Fork me on GitHub
  • API

    Show / Hide Table of Contents

    Class Lucene42DocValuesFormat

    Lucene 4.2 DocValues format.

    Encodes the four per-document value types (Numeric,Binary,Sorted,SortedSet) with seven basic strategies.

    • Delta-compressed Numerics: per-document integers written in blocks of 4096. For each block the minimum value is encoded, and each entry is a delta from that minimum value.
    • Table-compressed Numerics: when the number of unique values is very small, a lookup table is written instead. Each per-document entry is instead the ordinal to this table.
    • Uncompressed Numerics: when all values would fit into a single byte, and the acceptableOverheadRatio would pack values into 8 bits per value anyway, they are written as absolute values (with no indirection or packing) for performance.
    • GCD-compressed Numerics: when all numbers share a common divisor, such as dates, the greatest common denominator (GCD) is computed, and quotients are stored using Delta-compressed Numerics.
    • Fixed-width Binary: one large concatenated byte[] is written, along with the fixed length. Each document's value can be addressed by maxDoc*length.
    • Variable-width Binary: one large concatenated byte[] is written, along with end addresses for each document. The addresses are written in blocks of 4096, with the current absolute start for the block, and the average (expected) delta per entry. For each document the deviation from the delta (actual - expected) is written.
    • Sorted: an FST mapping deduplicated terms to ordinals is written, along with the per-document ordinals written using one of the numeric strategies above.
    • SortedSet: an FST mapping deduplicated terms to ordinals is written, along with the per-document ordinal list written using one of the binary strategies above.

    Files:
    1. .dvd: DocValues data
    2. .dvm: DocValues metadata
    1. The DocValues metadata or .dvm file.

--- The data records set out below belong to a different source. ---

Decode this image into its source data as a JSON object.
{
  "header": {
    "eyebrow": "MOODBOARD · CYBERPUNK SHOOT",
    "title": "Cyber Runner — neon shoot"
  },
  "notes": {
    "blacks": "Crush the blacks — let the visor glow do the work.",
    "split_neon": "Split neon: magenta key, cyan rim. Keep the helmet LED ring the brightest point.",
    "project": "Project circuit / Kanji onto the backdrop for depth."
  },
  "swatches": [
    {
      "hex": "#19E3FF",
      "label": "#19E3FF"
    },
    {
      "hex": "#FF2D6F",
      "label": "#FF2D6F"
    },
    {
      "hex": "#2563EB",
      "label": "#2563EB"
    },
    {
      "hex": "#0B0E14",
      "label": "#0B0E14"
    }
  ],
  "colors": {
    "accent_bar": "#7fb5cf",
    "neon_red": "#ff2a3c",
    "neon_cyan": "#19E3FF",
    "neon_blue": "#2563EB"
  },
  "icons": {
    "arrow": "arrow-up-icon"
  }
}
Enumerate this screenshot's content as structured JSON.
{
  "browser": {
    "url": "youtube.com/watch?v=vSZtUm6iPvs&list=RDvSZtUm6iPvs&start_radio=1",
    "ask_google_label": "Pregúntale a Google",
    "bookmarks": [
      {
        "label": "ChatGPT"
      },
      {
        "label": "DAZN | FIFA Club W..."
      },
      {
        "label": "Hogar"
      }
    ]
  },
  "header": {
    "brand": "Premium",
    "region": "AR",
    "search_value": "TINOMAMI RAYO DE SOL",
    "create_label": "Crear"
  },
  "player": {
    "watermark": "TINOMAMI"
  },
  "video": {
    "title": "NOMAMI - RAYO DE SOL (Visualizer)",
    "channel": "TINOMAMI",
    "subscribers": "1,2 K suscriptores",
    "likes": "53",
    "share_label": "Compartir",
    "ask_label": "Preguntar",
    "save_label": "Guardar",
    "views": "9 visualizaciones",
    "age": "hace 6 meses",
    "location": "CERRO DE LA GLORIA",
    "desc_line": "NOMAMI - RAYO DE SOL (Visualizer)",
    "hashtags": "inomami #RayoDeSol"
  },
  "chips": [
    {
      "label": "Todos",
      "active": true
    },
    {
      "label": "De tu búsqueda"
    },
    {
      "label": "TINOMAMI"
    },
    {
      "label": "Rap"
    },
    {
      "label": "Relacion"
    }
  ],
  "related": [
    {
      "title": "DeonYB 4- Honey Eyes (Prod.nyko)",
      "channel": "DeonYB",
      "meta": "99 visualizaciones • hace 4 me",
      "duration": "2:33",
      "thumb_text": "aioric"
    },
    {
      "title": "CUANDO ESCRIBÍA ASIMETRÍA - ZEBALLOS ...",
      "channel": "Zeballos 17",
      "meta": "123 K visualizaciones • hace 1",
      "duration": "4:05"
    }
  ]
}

      For DocValues field, this stores metadata, such as the offset into the DocValues data (.dvd)

      DocValues metadata (.dvm) --> Header,<FieldNumber,EntryType,Entry>NumFields,Footer

      • Entry --> NumericEntry | BinaryEntry | SortedEntry
      • NumericEntry --> DataOffset,CompressionType,PackedVersion
      • BinaryEntry --> DataOffset,DataLength,MinLength,MaxLength,PackedVersion?,BlockSize?
      • SortedEntry --> DataOffset,ValueCount
      • FieldNumber,PackedVersion,MinLength,MaxLength,BlockSize,ValueCount --> VInt (WriteVInt32(int))
      • DataOffset,DataLength --> Int64 (WriteInt64(long))
      • EntryType,CompressionType --> Byte (WriteByte(byte))
      • Header --> CodecHeader (WriteHeader(DataOutput, string, int))
      • Footer --> CodecFooter (WriteFooter(IndexOutput))

      Sorted fields have two entries: a SortedEntry with the FST metadata, and an ordinary NumericEntry for the document-to-ord metadata.

      SortedSet fields have two entries: a SortedEntry with the FST metadata, and an ordinary BinaryEntry for the document-to-ord-list metadata.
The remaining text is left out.